Gemeinsam stellten wir uns dann ihr Taxi vor. Mal sah es aus, wie die Taxis in London, dicke schwarze Autos, in denen man auf dem glatten Kunstleder der Rückbank hin und her rutschte, mal wie ein Yellow-Cab im New-York-Style. Dann setzten wir uns in das Taxi und fuhren los. Der Fahrer, so malten wir uns aus, hatte Philosophie und Theologie studiert und sah sehr freundlich und ein bisschen ungewaschen aus.

Dann beschrieb Gaby, welche Städte und Orte wir anfahren sollten: New York, Paris, Neuseeland, die Uckermark, ein Reiseziel aus Gabys Kindheit, Los Angeles, Mailand, die spanische Riviera. Manchmal reisten wir auch durch die Zeit und besuchten Gabys Schwester in der Zukunft, in der sie studierte, verheiratet war und viel durch die Welt reiste.
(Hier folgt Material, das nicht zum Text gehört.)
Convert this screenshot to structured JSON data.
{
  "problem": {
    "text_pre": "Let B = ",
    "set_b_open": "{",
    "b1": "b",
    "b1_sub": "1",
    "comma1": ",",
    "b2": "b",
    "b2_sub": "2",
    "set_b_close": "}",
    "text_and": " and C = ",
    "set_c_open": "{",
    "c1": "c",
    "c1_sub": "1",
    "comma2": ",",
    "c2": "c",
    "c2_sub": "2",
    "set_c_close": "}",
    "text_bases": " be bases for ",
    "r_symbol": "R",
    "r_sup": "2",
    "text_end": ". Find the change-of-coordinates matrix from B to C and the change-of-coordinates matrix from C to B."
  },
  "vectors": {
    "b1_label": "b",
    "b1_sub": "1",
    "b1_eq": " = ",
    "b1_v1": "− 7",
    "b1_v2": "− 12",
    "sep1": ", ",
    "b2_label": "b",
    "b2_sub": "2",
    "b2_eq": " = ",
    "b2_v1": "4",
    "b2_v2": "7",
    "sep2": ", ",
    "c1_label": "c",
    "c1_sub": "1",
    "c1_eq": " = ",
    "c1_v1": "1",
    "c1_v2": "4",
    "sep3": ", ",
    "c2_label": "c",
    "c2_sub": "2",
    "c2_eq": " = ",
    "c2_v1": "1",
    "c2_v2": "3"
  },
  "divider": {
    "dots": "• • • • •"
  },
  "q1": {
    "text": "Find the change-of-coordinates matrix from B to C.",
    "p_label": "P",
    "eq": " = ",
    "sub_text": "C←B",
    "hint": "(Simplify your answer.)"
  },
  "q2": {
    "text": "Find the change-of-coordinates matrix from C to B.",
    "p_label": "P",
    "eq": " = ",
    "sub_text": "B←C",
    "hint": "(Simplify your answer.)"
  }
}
Hin und wieder sollte auch ich beschreiben, was ich sah. Mit der Zeit wurde mein Sprechanteil größer, Gabys Kräfte ließen sichtbar nach. Ich beschrieb also, welche Landschaft wir gerade durchfuhren, die Schweizer Alpen, Sylt, die Galapagos-Inseln und Gaby gab durch Gestik ihr Einverständnis oder zu verstehen, dass sie ein anderes „Bild“ haben wollte.

Zwischendurch schliefen wir beide phasenweise ein und nahmen die Phantasiereise danach wieder auf.

Gegen 3:00 Uhr nachts sagte sie plötzlich nach langer Sprechpause laut und mit erstaunlich fester Stimme: „Jetzt musst du aussteigen.“

Ich folgte ihrem Wunsch. Das Bild, wie ich am Straßenrand stehe und dem Taxi nachblicke, Gaby winkt mir dabei freundlich aus dem Rückfenster zu, werde ich nie vergessen.

Etwa um 3:30 Uhr starb sie. Wohin sie gefahren ist, bleibt wohl ihr Geheimnis, aber ich bin sicher: Als sie wegfuhr war sie gesund, hoffnungsvoll und heil.

Meine ganz persönliche Frage bleibt: Was ist Heilung, was ist Wahrheit und was ist Hoffnung?